Hours before Tony Blair made a final televised appeal to voters yesterday, Mr Blunkett said that support for the Prime Minister on Iraq was "very strong" among the party's core working-class vote.

Labour chiefs are worried whether such support will translate into votes and Mr Blair used his election broadcast to appeal for a high turn-out.

Several polls have shown that the Prime Minister's personal ratings have soared in recent weeks, but a poll published today shows that 28 per cent of the public feel that the war in Iraq had decreased their support for Labour. In the survey by Nunwood Consulting, only 8 per cent said it increased their likelihood of voting Labour, with 55 per cent unchanged.
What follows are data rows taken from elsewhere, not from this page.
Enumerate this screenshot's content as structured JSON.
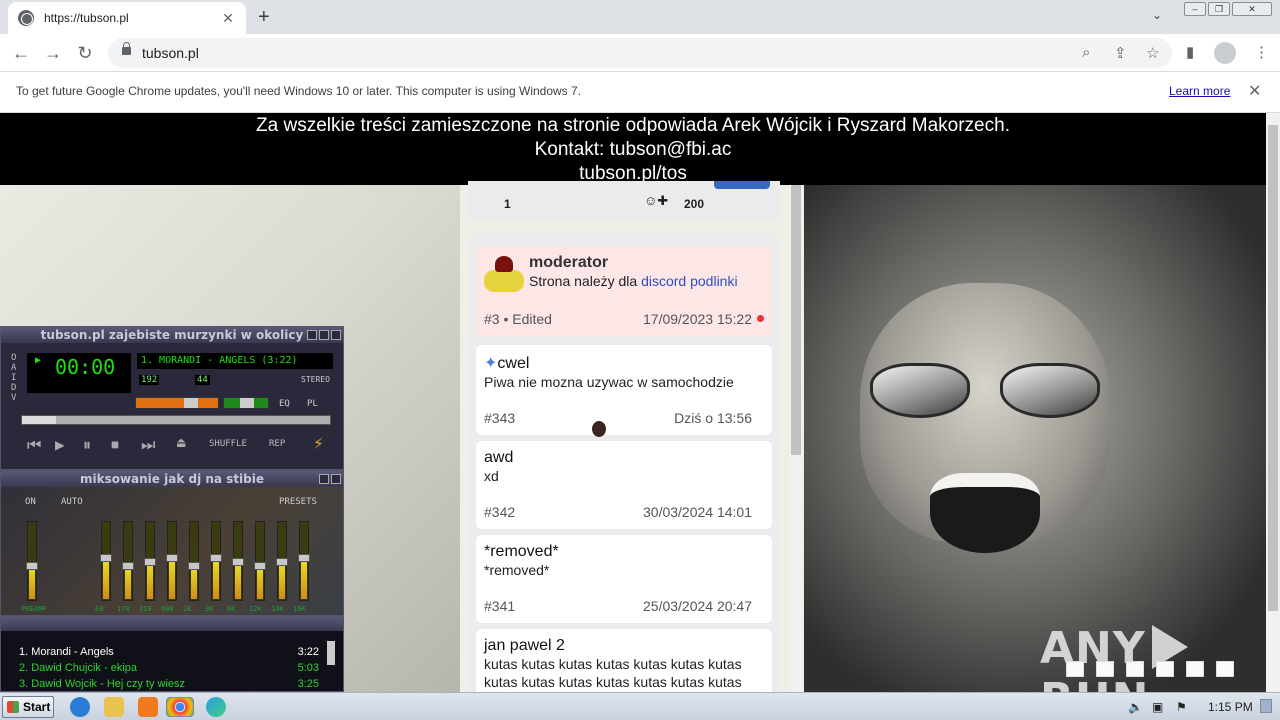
{
  "browser": {
    "tab_title": "https://tubson.pl",
    "tab_close": "✕",
    "new_tab": "+",
    "tab_search": "⌄",
    "url": "tubson.pl"
  },
  "infobar": {
    "message": "To get future Google Chrome updates, you'll need Windows 10 or later. This computer is using Windows 7.",
    "learn_more": "Learn more",
    "close": "✕"
  },
  "notice": {
    "line1": "Za wszelkie treści zamieszczone na stronie odpowiada Arek Wójcik i Ryszard Makorzech.",
    "line2": "Kontakt: tubson@fbi.ac",
    "line3": "tubson.pl/tos"
  },
  "prev_post": {
    "likes": "1",
    "score": "200"
  },
  "posts": [
    {
      "author": "moderator",
      "body_text": "Strona należy dla ",
      "body_link": "discord podlinki",
      "meta": "#3 • Edited",
      "date": "17/09/2023 15:22"
    },
    {
      "author": "cwel",
      "body": "Piwa nie mozna uzywac w samochodzie",
      "meta": "#343",
      "date": "Dziś o 13:56"
    },
    {
      "author": "awd",
      "body": "xd",
      "meta": "#342",
      "date": "30/03/2024 14:01"
    },
    {
      "author": "*removed*",
      "body": "*removed*",
      "meta": "#341",
      "date": "25/03/2024 20:47"
    },
    {
      "author": "jan pawel 2",
      "body": "kutas kutas kutas kutas kutas kutas kutas kutas kutas kutas kutas kutas kutas kutas"
    }
  ],
  "winamp": {
    "title": "tubson.pl zajebiste murzynki w okolicy",
    "time": "00:00",
    "track": "1. MORANDI - ANGELS (3:22)",
    "kbps": "192",
    "khz": "44",
    "stereo": "STEREO",
    "eq_label": "EQ",
    "pl_label": "PL",
    "shuffle": "SHUFFLE",
    "repeat": "REP",
    "eq_title": "miksowanie jak dj na stibie",
    "eq_on": "ON",
    "eq_auto": "AUTO",
    "eq_presets": "PRESETS",
    "eq_freqs": [
      "PREAMP",
      "60",
      "170",
      "310",
      "600",
      "1K",
      "3K",
      "6K",
      "12K",
      "14K",
      "16K"
    ],
    "eq_levels": [
      0.45,
      0.55,
      0.45,
      0.5,
      0.55,
      0.45,
      0.55,
      0.5,
      0.45,
      0.5,
      0.55
    ],
    "playlist": [
      {
        "title": "1. Morandi - Angels",
        "time": "3:22"
      },
      {
        "title": "2. Dawid Chujcik - ekipa",
        "time": "5:03"
      },
      {
        "title": "3. Dawid Wojcik - Hej czy ty wiesz",
        "time": "3:25"
      }
    ]
  },
  "watermark": {
    "left": "ANY",
    "right": "RUN"
  },
  "taskbar": {
    "start": "Start",
    "clock": "1:15 PM"
  },
  "colors": {
    "notice_bg": "#000000",
    "mod_post_bg": "#fde6e6",
    "link": "#2f4fbd",
    "winamp_green": "#1fe014"
  }
}
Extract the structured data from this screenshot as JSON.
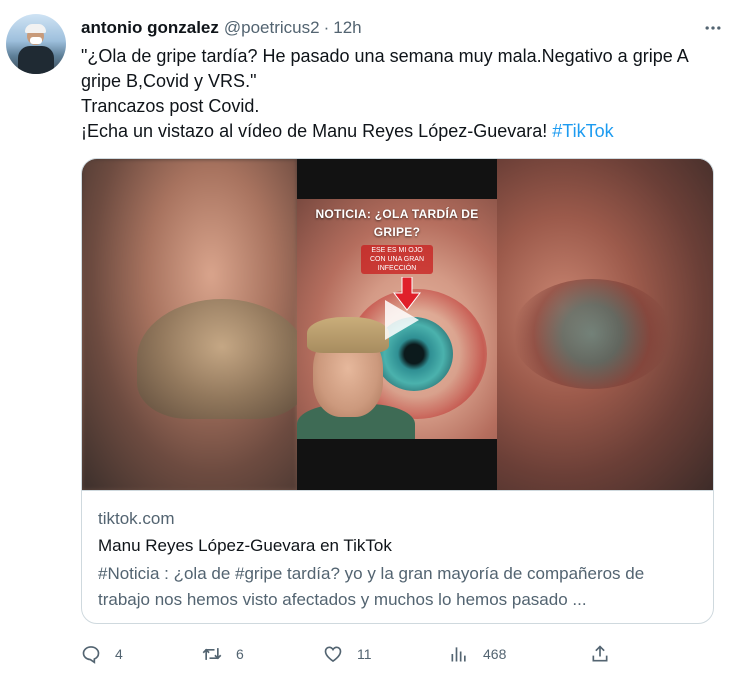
{
  "author": {
    "name": "antonio gonzalez",
    "handle": "@poetricus2",
    "separator": "·",
    "time": "12h"
  },
  "tweet": {
    "line1": "\"¿Ola de gripe tardía? He pasado una semana muy mala.Negativo a gripe A gripe B,Covid y VRS.\"",
    "line2": "Trancazos post Covid.",
    "line3": "¡Echa un vistazo al vídeo de Manu Reyes López-Guevara! ",
    "hashtag": "#TikTok"
  },
  "card": {
    "video_caption": "NOTICIA: ¿OLA TARDÍA DE GRIPE?",
    "video_subcaption": "ESE ES MI OJO CON UNA GRAN INFECCIÓN",
    "domain": "tiktok.com",
    "title": "Manu Reyes López-Guevara en TikTok",
    "description": "#Noticia : ¿ola de #gripe tardía? yo y la gran mayoría de compañeros de trabajo nos hemos visto afectados y muchos lo hemos pasado ..."
  },
  "actions": {
    "replies": "4",
    "retweets": "6",
    "likes": "11",
    "views": "468"
  },
  "colors": {
    "accent": "#1d9bf0",
    "text": "#0f1419",
    "secondary": "#536471",
    "border": "#cfd9de"
  }
}
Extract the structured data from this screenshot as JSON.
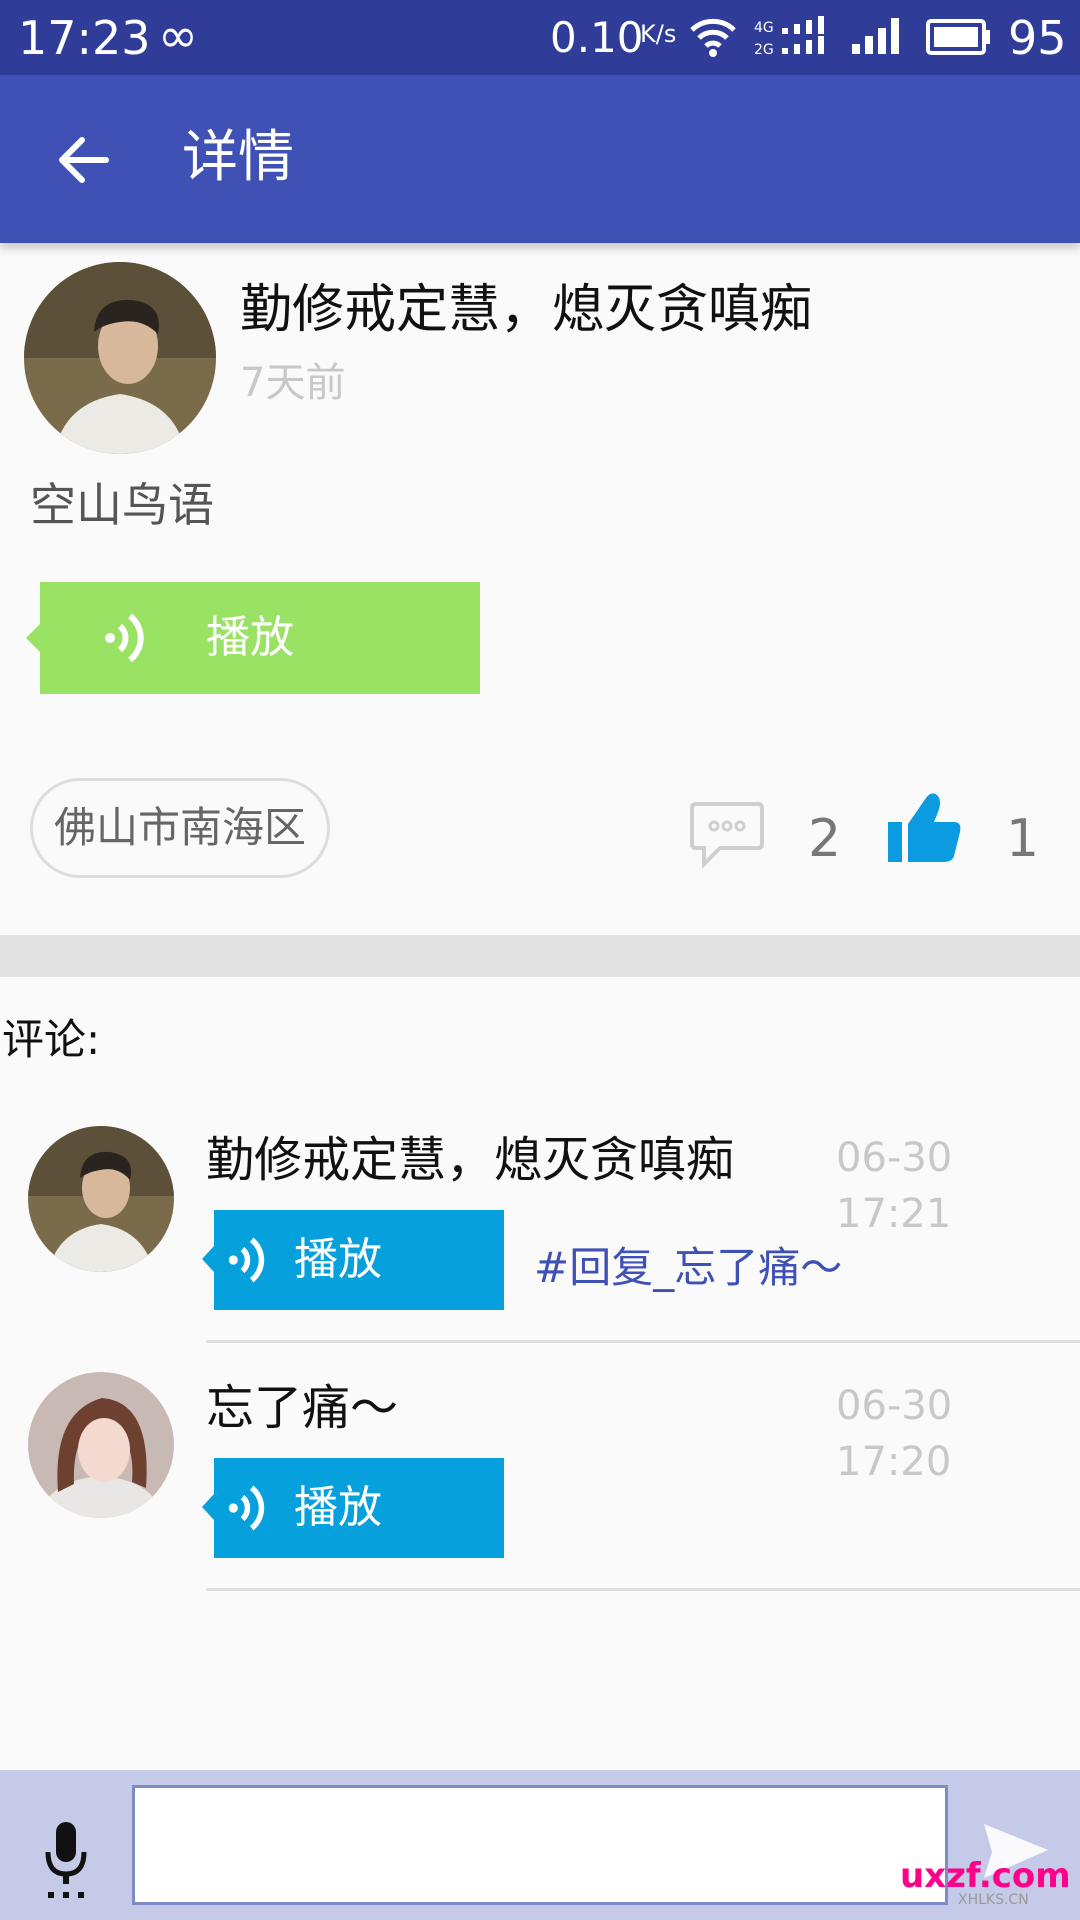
{
  "status_bar": {
    "time": "17:23",
    "infinity": "∞",
    "net_speed": "0.10",
    "net_unit": "K/s",
    "battery": "95"
  },
  "app_bar": {
    "title": "详情"
  },
  "post": {
    "author": "勤修戒定慧，熄灭贪嗔痴",
    "time_ago": "7天前",
    "text": "空山鸟语",
    "voice_label": "播放",
    "location": "佛山市南海区",
    "comment_count": "2",
    "like_count": "1"
  },
  "comments_heading": "评论:",
  "comments": [
    {
      "name": "勤修戒定慧，熄灭贪嗔痴",
      "time": "06-30 17:21",
      "voice_label": "播放",
      "reply": "#回复_忘了痛～"
    },
    {
      "name": "忘了痛～",
      "time": "06-30 17:20",
      "voice_label": "播放",
      "reply": ""
    }
  ],
  "watermark": {
    "logo": "uxzf.com",
    "sub": "XHLKS.CN"
  },
  "colors": {
    "status_bar": "#2f3d99",
    "app_bar": "#3f51b5",
    "voice_post": "#99e264",
    "voice_comment": "#06a0dc",
    "like_icon": "#0a9be0",
    "input_bar": "#c5cae9"
  }
}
Mr Blunkett dismissed opposition to the war as a middle-class phenomenon. "It's a class issue. In working-class communities, the support for the stand that Tony Blair took and the leadership he showed is very strong," he said on a campaign visit to Dartford.

Mr Blair used his broadcast to make asylum one of his four priorities, with health, education and crime.

Iain Duncan Smith, the Conservative leader, stepped up his own pitch for the working-class vote yesterday by promising that the next Tory government would give charities a key role in improving the inner cities.

In his speech at Toynbee Hall, a charity in the East End of London, Mr Duncan Smith said society was being "hollowed out from within" by the failure of the state to tackle the "five giants" of rising crime, failing schools, substandard health care, child poverty and insecurity in old age.